We live in an insane world. By you being able to read this via a massive digital networking system that delivers information almost instantly testifies to the unbelievable nature of modern living.

And with existence having upgraded (and continuing to do so at an exponential rate) to more sophisticated levels of technological complexity, our somewhat more placid psychologies have not all been as quick to join the bandwagon.

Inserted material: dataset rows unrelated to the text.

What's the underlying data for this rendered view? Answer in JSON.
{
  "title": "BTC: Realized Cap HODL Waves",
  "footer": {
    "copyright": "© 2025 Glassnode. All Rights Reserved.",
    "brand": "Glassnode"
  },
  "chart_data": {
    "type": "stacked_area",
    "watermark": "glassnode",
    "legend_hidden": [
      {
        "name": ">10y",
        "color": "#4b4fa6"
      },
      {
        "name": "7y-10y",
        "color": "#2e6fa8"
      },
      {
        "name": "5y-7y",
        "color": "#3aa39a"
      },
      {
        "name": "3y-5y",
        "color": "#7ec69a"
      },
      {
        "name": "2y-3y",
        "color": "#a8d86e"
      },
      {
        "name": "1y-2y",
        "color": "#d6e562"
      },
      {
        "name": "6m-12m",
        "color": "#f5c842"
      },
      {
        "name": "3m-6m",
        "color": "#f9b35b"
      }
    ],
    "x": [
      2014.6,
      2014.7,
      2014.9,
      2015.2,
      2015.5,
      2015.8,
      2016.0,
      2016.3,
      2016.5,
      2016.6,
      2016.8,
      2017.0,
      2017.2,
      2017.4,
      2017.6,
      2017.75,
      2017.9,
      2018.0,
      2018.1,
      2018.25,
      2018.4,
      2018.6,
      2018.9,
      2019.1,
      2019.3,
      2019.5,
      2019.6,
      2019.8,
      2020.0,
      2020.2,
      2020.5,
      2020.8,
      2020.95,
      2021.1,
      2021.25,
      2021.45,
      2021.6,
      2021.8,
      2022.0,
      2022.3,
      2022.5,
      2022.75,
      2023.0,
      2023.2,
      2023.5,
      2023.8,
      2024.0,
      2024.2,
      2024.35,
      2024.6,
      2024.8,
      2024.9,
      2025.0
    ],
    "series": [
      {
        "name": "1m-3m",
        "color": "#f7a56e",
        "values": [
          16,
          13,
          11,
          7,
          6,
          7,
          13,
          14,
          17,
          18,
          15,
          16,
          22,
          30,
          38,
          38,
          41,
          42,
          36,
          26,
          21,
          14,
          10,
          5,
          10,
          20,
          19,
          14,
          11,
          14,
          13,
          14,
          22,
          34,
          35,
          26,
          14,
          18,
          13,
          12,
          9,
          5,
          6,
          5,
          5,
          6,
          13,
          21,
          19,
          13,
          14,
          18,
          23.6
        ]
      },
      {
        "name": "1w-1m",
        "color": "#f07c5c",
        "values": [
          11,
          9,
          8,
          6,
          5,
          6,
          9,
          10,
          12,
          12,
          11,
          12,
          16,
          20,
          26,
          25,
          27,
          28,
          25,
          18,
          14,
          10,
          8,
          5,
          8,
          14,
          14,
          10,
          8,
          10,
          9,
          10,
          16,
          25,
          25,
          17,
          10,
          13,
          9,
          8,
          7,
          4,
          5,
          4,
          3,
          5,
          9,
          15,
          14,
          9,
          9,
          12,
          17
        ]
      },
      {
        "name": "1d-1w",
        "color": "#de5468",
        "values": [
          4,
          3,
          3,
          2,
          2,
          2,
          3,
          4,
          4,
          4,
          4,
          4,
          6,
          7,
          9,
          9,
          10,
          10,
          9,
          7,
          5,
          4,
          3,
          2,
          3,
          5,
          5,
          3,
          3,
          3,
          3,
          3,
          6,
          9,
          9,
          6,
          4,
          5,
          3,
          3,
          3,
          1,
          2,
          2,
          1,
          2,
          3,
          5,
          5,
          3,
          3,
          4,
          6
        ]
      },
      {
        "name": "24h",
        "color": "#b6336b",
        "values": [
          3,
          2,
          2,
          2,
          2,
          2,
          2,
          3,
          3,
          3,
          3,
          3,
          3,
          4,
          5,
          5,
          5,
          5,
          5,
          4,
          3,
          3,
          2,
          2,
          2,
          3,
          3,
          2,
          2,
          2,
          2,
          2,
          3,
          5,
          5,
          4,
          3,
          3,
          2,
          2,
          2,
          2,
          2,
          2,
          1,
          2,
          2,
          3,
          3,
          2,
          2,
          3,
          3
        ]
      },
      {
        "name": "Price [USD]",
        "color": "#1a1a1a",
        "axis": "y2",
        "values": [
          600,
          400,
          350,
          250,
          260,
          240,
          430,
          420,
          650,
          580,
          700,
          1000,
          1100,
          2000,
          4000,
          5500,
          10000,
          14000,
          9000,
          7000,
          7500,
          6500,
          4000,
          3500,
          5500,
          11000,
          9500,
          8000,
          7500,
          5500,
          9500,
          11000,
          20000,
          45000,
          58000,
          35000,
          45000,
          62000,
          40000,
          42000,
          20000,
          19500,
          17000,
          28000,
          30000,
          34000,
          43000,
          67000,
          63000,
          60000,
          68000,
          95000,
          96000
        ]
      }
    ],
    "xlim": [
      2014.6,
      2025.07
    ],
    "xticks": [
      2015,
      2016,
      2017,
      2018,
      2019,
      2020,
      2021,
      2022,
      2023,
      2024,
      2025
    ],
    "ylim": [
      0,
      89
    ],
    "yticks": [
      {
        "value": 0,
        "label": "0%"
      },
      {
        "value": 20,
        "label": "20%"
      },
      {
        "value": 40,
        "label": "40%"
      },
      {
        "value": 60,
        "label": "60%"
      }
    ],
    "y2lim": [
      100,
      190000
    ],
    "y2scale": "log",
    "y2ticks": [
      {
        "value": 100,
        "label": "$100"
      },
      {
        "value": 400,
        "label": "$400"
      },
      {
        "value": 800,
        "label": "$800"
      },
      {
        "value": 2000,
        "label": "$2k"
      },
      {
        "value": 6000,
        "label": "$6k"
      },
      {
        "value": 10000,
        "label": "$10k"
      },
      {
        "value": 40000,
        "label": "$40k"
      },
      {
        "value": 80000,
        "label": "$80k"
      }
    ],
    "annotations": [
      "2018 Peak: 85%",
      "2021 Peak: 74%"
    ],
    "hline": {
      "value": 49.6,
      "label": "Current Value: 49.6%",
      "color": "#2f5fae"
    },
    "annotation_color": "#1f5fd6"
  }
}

Yes, we happily share our joys and sorrows online to an ever-growing audience, but this is only one side of the story. I believe that most social media users can, in some way, attest to a certain sadness that shadows modern communication. This existential ennui translates through the relative expendability bestowed upon a person’s psychology by having to (impossibly) keep up with either business or egoic grandstanders who hog the walls and minds and lives of the social media community.

You’re not doing yoga? You’re not eating organic? You don’t have an opinion about Trump? You’re not lamenting COVID or telling people that they’re stupid because they did/didn’t share some or other documentary that has suddenly turned laypeople into biochemists? What’s wrong with you!?

These are the kinds of messages delivered daily through these platforms of self-righteousness, these online ‘Courts of the People’ generally commandeered by denial-ridden practitioners of the very populism they claim to be free of. Much like religion, the premise of being able to create co-dependent communities whose growth is fostered through genuine human equality has been compromised by genuine human opportunism and the constant need to feed chasm-like personal voids.

Social media has brought the world closer together than ever, while at the same time eviscerating personal psychologies to be laid out on the altar of expendable obscurity. In turn, this propagates the addictive need to continually refresh for a distracted, equally addicted audience that, in truth, couldn’t care for longer than a screen swipe.